Staphylococcus aureus has been known to be a predominant nosocomial infection occurring majorly among immune-compromised patients in hospital environments and other health care facilities. This study was carried out to identify the prevalence of Staphylococcus aureus on fomites in both male and female orthopedic wards, Radiology Department and the hospital environment at the Obafemi Awolowo University Teaching Hospital Complex (OAUTHC), Ile-Ife, Nigeria.
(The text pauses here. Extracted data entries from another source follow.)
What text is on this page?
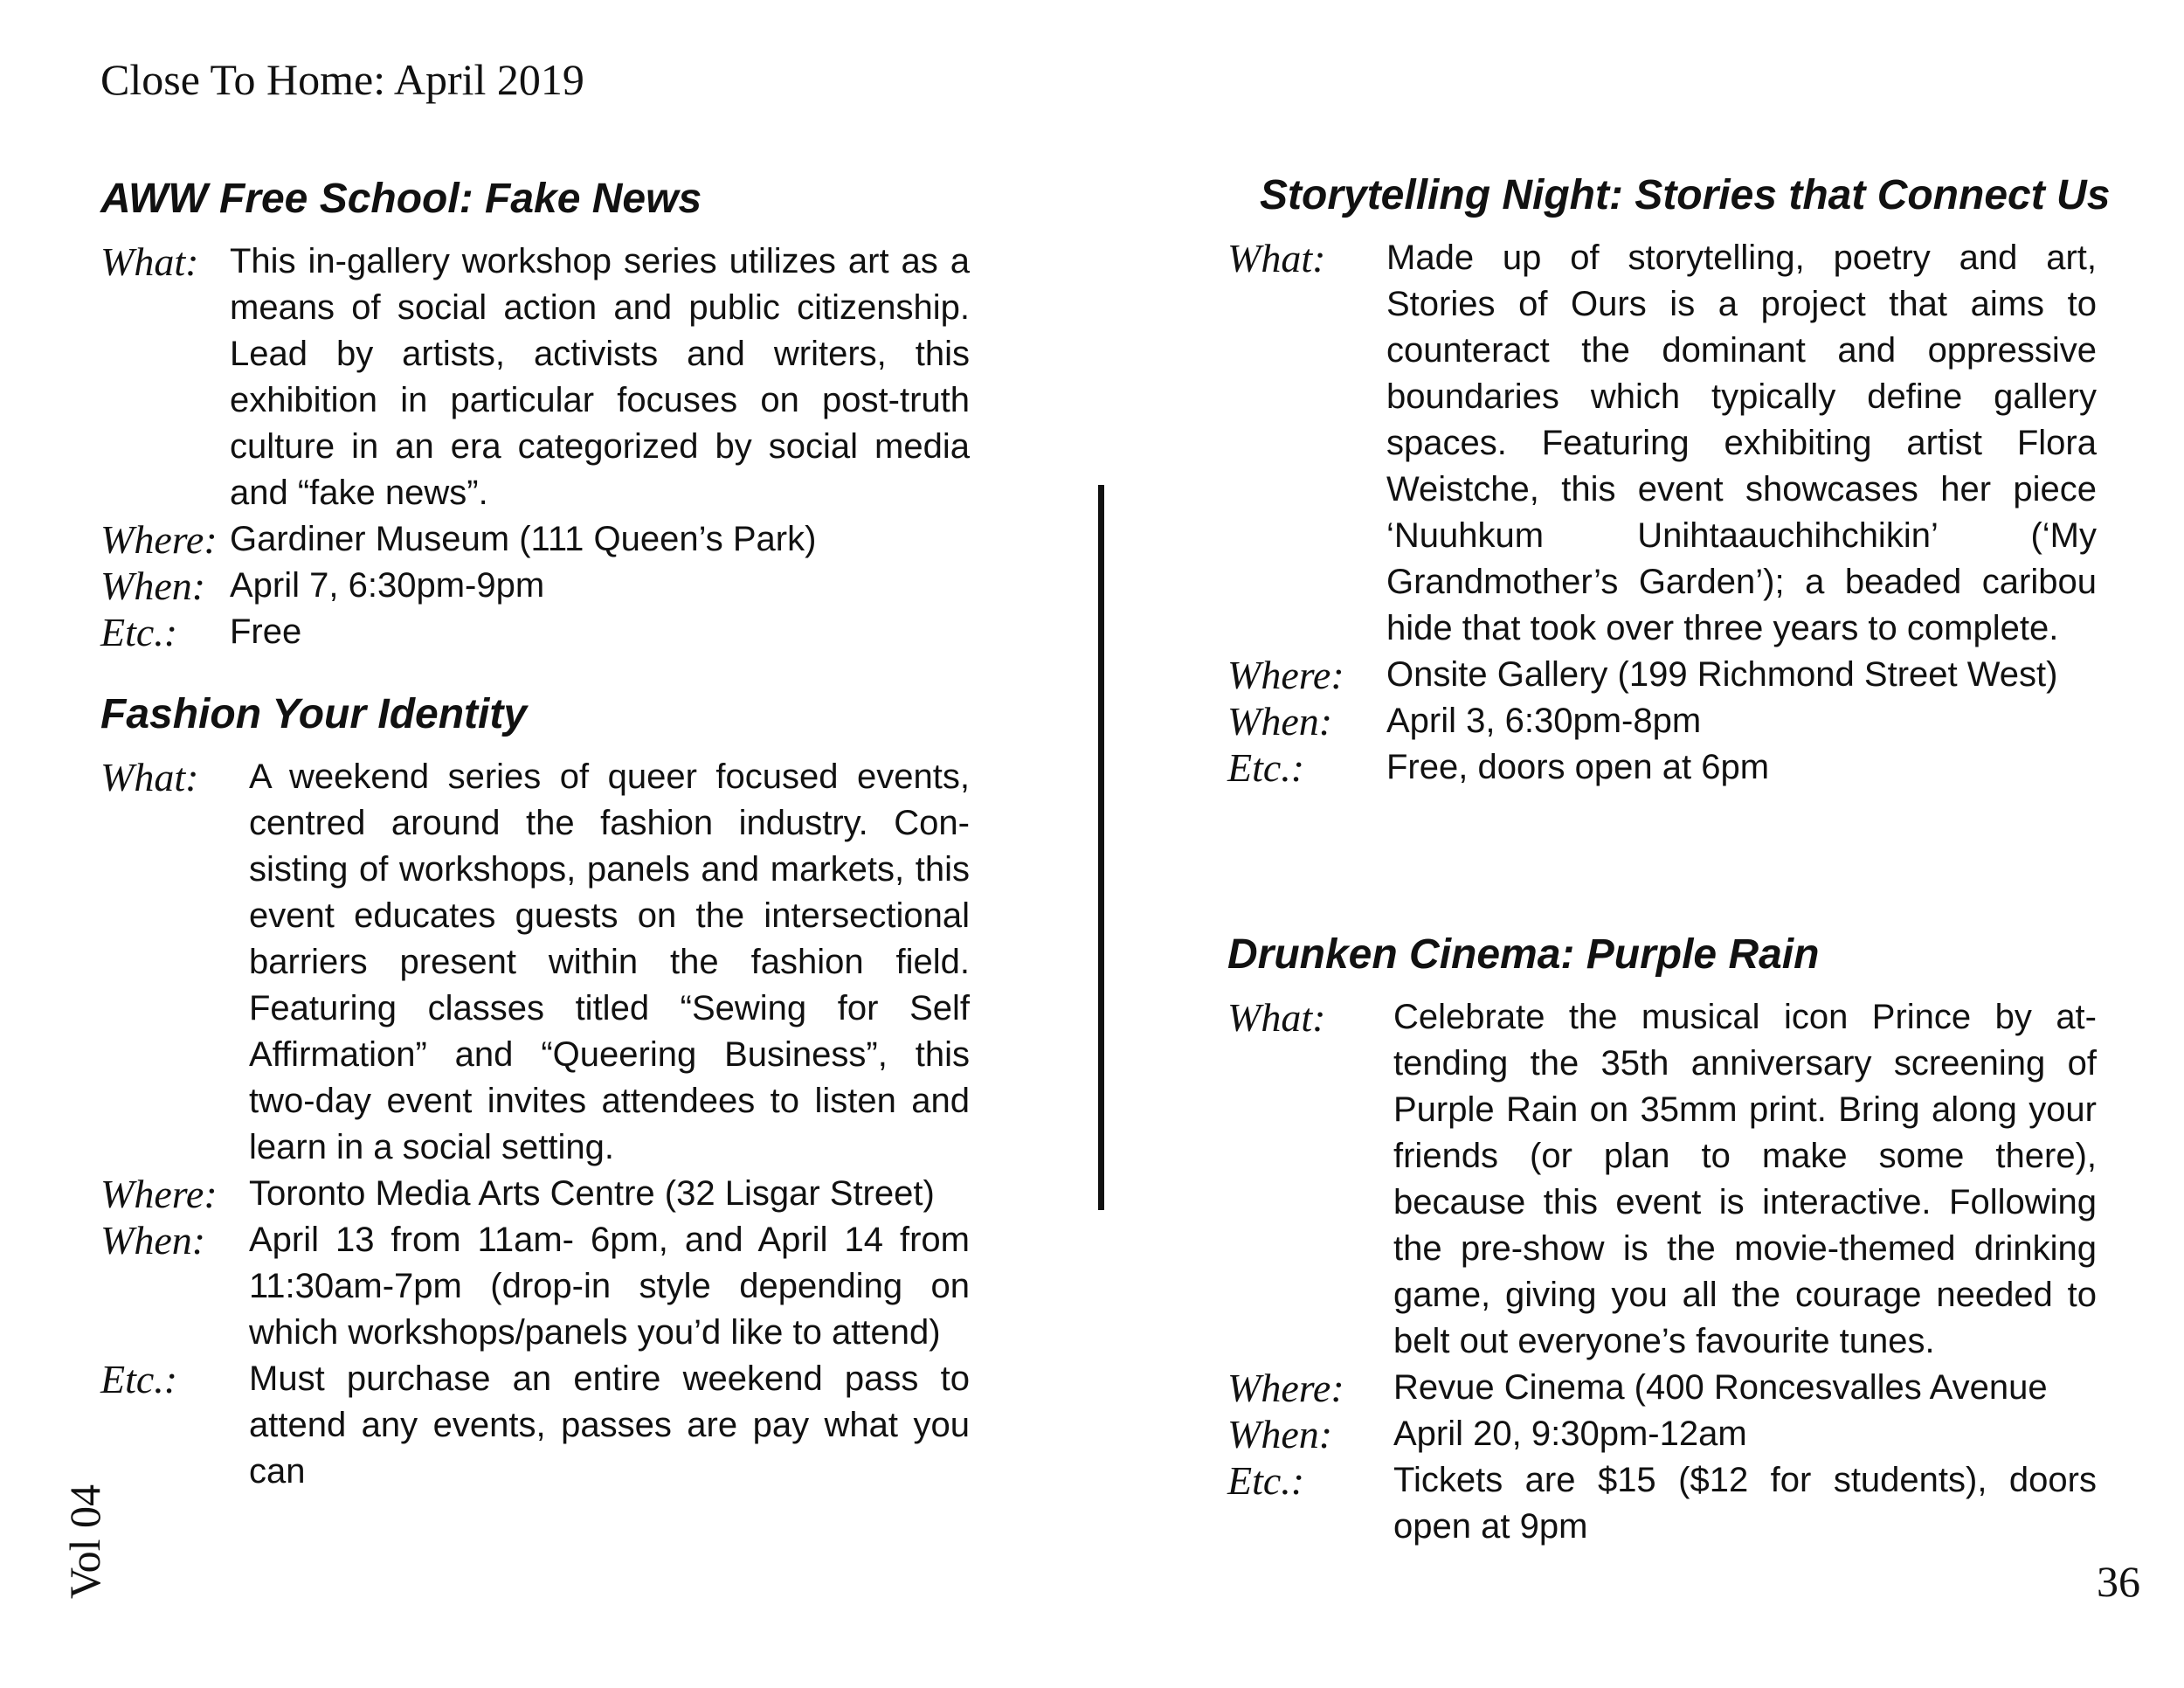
Close To Home: April 2019
AWW Free School: Fake News
What: This in-gallery workshop series utilizes art as a means of social action and public citizenship. Lead by artists, activists and writers, this exhibition in particular focuses on post-truth culture in an era categorized by social media and “fake news”.
Where: Gardiner Museum (111 Queen’s Park)
When: April 7, 6:30pm-9pm
Etc.:	Free
Fashion Your Identity
What:	A weekend series of queer focused events, centred around the fashion industry. Consisting of workshops, panels and markets, this event educates guests on the intersectional barriers present within the fashion field. Featuring classes titled “Sewing for Self Affirmation” and “Queering Business”, this two-day event invites attendees to listen and learn in a social setting.
Where: Toronto Media Arts Centre (32 Lisgar Street)
When:	April 13 from 11am- 6pm, and April 14 from 11:30am-7pm (drop-in style depending on which workshops/panels you’d like to attend)
Etc.:	Must purchase an entire weekend pass to attend any events, passes are pay what you can
Storytelling Night: Stories that Connect Us
What:	Made up of storytelling, poetry and art, Stories of Ours is a project that aims to counteract the dominant and oppressive boundaries which typically define gallery spaces. Featuring exhibiting artist Flora Weistche, this event showcases her piece ‘Nuuhkum Unihtaauchihchikin’ (‘My Grandmother’s Garden’); a beaded caribou hide that took over three years to complete.
Where:	Onsite Gallery (199 Richmond Street West)
When:	April 3, 6:30pm-8pm
Etc.:	Free, doors open at 6pm
Drunken Cinema: Purple Rain
What:	Celebrate the musical icon Prince by attending the 35th anniversary screening of Purple Rain on 35mm print. Bring along your friends (or plan to make some there), because this event is interactive. Following the pre-show is the movie-themed drinking game, giving you all the courage needed to belt out everyone’s favourite tunes.
Where:	Revue Cinema (400 Roncesvalles Avenue
When:	April 20, 9:30pm-12am
Etc.:	Tickets are $15 ($12 for students), doors open at 9pm
Vol 04	36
Standard conventional methods of microbial analysis in isolation of S. aureus including catalase, coagulase and DNase tests as well as the antibiograms of the isolates from fomites were determined. Out of 34 (thirty-four) samples collected, 11 samples were confirmed positive for S. aureus isolates with the female ward constituting of 45.5%. Pure cultures of S. aureus isolated were 100% susceptible to both ciprofloxacin and pefloxacin, 69% resistant to amoxicillin and ampiclox, 80% to septrin, 54% erythromycin, 31% streptomycin, 38% rocephin and 15% to gentamycin used. Periodic routine disinfection of hospital environment should be implemented in order to reduce the risk of infection among patients and staff. Protocols to reduce the transmission may need to be extended to hospital beds, trolleys, nurse desk, tables and taps. Frequent need for strict compliance to effective Infection Control Program must be maintained.